Tu avais dit doucement aimer le bruit de la pluie et je crois cette fois je l'entend cette pluie alors qu'entre nous deux je m'occupe du nous, de nos lèvres rouges feux ,
instantanée envie, du grain de ta beauté tout près de ton nombril où j'aime à balader la main de ma tendresse. Le ciel pleure ! Je l'entend cette fois, la pluie, son bruit immonde. Mes oreilles
s'angoissent, l'idée de cette pluie : sa perfection. Elle m'abat, me déchire un peu et elle vient finalement torturer nos ébats…
Puis je sais simplement que demain, je te ne reverrais plus. Tu es devenu le marin et je ne suis que le port, tu pourrais c'est certain, à chacune minute, me quitter pour la mer,
l'aventure, l'amour et ils sont bien nombreux à te faire languir, à te faire rêver plus loin que le périph, que la triste beauté d'une vie annoncée, de soirée de paris, de violence et de vide. Je
le comprends...ce qui n'est que plus dur. Je ne vois dans nos destin qu'un chemin pour nous deux, il est frêle, incertains, et il m'effraie un peu.
Tu avais dis doucement entendre le bruit de la pluie dans une soirée chaude de nous deux dans se lit.
Je ne crois pas qu'il pleut et c'est sûrement le bruit du dehors qui t'appelle qui te fera un jour disparaître toujours. Tu es le
marin je suis la femme. De ces clichés je ne veux plus rien faire. C'est bien la dernière fois que je traverse ça. Dans ce lit, alors que la pluie continue à ne pas être je ne dis rien. Je ne
veux pas violer le silence dans lequel on savait bien s'aimer puis je ne veux pas m'étendre de peur de te blesser. Promettre de ne pas t'aimer, promettre de me tenir et de ne plus céder à ce
gouffre sans fond, qui gonfle, je dois le dire, au cœur de mon corps. Le corps de mon cœur aussi près à te recevoir et ta douceur d'être. Le rire, tes lèvres, la musique très basse, pour ne pas
chasser le beau qui nous voit l'un dans l'autre s'étendre uniquement. D'un mélange de corps est naît ce bel amant. Puisque amant seulement je reste.
Je reste, si je suis fort
Mais crois moi je reste comme la pluie magique qui ne fait n'y tomber, n'y ne plus être la.
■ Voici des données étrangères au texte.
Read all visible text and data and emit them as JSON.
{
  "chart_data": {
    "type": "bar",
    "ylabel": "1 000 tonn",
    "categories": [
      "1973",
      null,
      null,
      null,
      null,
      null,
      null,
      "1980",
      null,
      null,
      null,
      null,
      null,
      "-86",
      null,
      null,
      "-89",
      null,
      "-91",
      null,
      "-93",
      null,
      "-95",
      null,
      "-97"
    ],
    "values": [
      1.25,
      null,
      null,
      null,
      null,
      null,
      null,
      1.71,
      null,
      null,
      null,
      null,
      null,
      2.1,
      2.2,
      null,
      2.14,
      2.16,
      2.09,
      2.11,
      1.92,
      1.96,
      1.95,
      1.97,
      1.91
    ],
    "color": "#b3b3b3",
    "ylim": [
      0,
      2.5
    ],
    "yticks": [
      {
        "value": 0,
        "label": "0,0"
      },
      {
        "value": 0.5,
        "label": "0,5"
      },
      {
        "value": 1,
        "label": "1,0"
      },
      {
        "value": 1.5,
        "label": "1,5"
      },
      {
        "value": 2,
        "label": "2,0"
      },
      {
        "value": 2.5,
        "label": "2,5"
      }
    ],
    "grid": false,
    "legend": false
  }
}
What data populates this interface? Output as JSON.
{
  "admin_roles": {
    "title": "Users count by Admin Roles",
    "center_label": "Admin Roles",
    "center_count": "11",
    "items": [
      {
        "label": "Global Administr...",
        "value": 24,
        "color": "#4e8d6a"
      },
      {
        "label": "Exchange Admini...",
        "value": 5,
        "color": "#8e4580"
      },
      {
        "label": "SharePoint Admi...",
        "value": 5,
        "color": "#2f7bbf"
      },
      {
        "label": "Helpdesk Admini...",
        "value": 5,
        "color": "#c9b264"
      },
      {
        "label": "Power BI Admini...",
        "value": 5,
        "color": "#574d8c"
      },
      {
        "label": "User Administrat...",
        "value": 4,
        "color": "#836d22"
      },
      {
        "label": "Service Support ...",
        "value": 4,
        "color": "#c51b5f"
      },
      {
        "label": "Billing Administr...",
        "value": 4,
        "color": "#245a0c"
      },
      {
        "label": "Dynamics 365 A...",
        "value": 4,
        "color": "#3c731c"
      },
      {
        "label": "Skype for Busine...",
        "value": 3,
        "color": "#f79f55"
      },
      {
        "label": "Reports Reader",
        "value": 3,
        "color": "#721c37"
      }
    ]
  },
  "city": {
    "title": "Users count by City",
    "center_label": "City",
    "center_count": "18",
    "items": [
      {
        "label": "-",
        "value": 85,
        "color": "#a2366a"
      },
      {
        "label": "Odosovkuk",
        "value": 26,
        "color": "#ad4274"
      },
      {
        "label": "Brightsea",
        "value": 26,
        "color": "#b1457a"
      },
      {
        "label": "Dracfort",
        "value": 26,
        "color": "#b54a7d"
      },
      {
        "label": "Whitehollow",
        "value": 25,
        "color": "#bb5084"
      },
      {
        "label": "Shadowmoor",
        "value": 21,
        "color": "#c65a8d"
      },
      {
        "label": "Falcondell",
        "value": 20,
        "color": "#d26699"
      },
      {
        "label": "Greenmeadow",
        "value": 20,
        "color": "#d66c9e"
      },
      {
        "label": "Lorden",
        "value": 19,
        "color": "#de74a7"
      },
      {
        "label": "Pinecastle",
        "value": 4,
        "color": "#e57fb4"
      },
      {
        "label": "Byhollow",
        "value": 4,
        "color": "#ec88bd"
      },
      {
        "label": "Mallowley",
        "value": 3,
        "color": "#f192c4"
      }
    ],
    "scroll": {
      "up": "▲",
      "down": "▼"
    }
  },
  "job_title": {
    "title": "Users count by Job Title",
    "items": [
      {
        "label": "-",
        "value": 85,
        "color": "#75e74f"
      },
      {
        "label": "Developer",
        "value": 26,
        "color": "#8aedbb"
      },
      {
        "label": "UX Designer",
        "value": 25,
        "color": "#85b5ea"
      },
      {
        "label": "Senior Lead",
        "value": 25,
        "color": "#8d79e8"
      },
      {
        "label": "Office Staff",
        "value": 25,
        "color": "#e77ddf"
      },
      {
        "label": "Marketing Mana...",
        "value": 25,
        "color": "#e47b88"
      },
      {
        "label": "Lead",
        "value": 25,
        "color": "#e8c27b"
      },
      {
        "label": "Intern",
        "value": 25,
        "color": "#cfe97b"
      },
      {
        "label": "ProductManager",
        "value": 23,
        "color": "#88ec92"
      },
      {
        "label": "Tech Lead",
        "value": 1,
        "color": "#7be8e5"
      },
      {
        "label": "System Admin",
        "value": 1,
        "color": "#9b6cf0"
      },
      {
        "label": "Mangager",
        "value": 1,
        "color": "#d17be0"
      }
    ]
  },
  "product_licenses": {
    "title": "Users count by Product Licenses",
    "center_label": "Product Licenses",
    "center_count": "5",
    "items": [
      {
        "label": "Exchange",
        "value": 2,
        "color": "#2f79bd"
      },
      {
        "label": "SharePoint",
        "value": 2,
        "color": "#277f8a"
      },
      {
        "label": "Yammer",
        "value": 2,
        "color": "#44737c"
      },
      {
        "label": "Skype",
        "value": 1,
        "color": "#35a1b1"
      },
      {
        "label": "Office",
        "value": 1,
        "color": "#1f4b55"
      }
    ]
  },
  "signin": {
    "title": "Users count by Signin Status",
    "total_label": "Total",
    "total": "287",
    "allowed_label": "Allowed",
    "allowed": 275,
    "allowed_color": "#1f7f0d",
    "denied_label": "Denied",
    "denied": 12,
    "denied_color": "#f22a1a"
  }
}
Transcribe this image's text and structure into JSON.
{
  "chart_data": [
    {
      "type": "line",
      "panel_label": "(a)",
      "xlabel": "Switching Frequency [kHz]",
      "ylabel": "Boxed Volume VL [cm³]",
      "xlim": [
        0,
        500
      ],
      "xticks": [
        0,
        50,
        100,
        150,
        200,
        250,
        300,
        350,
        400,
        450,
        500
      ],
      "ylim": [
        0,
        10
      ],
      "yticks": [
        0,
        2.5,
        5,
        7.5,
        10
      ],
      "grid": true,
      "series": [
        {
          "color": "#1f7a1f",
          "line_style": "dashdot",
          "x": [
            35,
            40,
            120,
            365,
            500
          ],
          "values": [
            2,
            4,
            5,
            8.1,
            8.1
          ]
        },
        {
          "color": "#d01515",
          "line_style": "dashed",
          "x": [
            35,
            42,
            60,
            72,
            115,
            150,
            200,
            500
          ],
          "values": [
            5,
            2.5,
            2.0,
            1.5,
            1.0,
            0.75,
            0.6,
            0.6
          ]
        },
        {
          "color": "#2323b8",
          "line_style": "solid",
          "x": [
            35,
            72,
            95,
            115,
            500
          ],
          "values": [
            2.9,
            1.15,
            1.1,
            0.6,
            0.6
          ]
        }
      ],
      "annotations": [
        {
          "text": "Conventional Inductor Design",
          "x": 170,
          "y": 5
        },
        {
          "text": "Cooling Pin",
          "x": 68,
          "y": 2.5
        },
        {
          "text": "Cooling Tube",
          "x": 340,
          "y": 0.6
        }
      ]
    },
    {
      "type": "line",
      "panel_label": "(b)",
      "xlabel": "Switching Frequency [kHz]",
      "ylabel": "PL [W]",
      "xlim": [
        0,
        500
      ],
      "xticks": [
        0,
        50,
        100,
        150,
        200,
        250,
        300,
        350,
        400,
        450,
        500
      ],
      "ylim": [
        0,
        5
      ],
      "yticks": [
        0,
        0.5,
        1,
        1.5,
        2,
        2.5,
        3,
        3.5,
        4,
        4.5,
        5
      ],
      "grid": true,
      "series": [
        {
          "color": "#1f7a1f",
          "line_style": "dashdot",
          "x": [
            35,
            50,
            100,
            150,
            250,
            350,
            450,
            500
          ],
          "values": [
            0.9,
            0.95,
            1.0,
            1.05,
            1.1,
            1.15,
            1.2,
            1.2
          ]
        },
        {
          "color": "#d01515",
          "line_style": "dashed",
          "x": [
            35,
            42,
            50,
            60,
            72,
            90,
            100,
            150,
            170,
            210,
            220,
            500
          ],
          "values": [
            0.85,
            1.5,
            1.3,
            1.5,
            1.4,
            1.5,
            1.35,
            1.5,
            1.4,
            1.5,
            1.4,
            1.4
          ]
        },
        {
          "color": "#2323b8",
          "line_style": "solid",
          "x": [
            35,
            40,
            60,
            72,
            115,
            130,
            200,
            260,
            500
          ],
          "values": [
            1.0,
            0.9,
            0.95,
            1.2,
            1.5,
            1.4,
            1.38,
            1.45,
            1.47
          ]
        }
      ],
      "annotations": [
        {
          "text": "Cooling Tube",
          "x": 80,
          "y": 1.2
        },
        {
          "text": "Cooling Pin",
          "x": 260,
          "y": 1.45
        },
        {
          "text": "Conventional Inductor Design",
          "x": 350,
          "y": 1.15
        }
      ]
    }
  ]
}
Tu avais dis doucement "j'aime à entendre la pluie"
Mes yeux ont bien séchés et je ne vois plus de monstres.
Dedans ces souvenirs tu es toujours immense.
A souvenir ce bras, pour toi, comme oreiller. A maintenir le froid, à l’écart de tes pieds, à réchauffer tes doigts, ton cœur et ton nombril. A faire l’amour parfois la lumière
allumée et voir dans tes yeux un abime de beauté, ce genre de chute libre qui fais le ventre doux et un peu dessalé. A souvenir cette eau légèrement citronné. Et crois moi je le dit ce qu’on a
partagé et proche du parfait, enfin de ce que j’en sais. Tes yeux ne mentaient pas quand ils me regardaient et j’ai senti en moi une petite vie remuer. Alors pourquoi assassiner ces moments de
beauté, les piétiner, les faires devenir saleté. Alors pourquoi, je l’ai trop demandé. Une dernière fois pourquoi m’as tu abandonné ?
Je ne dit pas tout ca tu le liras peut être car j’ai peur de mon cœur que dans un mouvement brusque il empiète ton bonheur.
Je ne te dit pas tout ca car je veux pour nous, le plus doux des combat , celui simplement fou de s’aimer ici bas. Je t’aime même si j’ai mal
Et si ma maladresse, mon ivresse ou mes mots, dans mes nuits de détresse, dans mes nuits sans repos, ont heurté ta tendresse, ta douceur et ton beau, je m’en excuse fort.